Tuesday, July 18, 2006

China's GDP Growth Reached 11.3%

It actually appears that I was too cautious when I wrote that China had "nearly" 11% growth during the second quarter, as the actual number turned out to be 11.3%. With industrial production growth accelerating to 19.5% in June, growth momentum is continuing to pick up.

This extraordinarily high growth number is mostly a result of a super-competitive economic structure, with no welfare state and (partly for that reason) an enourmous supply of motivated workers and a extremely high savings rate, but it is also a result of a inflationary monetary policy. The latter have created great excesses in certain sektors.

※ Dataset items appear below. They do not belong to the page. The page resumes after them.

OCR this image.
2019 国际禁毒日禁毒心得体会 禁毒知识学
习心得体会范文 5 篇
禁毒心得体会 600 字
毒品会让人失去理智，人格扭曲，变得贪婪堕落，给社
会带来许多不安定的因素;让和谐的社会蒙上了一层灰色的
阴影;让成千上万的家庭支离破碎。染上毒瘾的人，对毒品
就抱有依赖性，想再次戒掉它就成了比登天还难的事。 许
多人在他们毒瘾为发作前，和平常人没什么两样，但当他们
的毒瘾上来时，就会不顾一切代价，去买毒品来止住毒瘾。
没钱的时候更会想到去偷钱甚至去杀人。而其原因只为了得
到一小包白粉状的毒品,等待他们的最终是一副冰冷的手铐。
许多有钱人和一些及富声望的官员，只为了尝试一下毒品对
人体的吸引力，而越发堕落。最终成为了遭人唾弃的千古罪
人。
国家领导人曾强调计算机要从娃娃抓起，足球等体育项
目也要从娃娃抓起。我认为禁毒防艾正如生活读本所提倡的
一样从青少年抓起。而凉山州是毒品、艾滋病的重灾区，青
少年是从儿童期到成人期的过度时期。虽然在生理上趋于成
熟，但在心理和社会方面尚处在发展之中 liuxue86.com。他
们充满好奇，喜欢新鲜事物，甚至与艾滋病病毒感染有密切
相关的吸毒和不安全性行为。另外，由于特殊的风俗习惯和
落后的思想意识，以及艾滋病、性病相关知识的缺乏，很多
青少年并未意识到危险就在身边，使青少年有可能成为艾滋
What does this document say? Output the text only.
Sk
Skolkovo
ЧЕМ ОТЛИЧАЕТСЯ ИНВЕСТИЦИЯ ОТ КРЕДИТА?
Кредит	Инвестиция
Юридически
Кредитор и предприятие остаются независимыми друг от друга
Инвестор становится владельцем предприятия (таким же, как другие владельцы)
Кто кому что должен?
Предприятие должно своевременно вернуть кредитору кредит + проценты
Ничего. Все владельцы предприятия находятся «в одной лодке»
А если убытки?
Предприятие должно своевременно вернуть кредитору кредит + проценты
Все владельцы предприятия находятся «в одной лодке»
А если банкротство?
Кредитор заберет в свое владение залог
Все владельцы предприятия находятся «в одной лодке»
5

Now, because China's structural growth rate is so extraordinarily high, I don't expect any kind of recession in China once the malinvestments created by the inflationary monetary policy is unfolded. But it will nevertheless mean that a lot of the hard earned savings of the Chinese people will be wasted and that growth will slow significantly

The Chinese government is well aware of these excesses and have therefore introduced some administrative controls to rein them in. But this will likely only have a limited success and is likely to further swell the trade surplus and therefore the excessive foreign exchange reserves. As these reserves are invested in assets with low returns,. this too will inevitably mean wasting the hard-earned savings of the Chinese people.

Tthe obvious solution, as I've stated repeatedly, is to significantly revalue the yuan, something which would enable the Chinese authorities to rein in credit growth without swelling the trade surplus. But unfortunately, it seems that this will not happen because of irrational nationalistic pride in "resisting foreign pressure".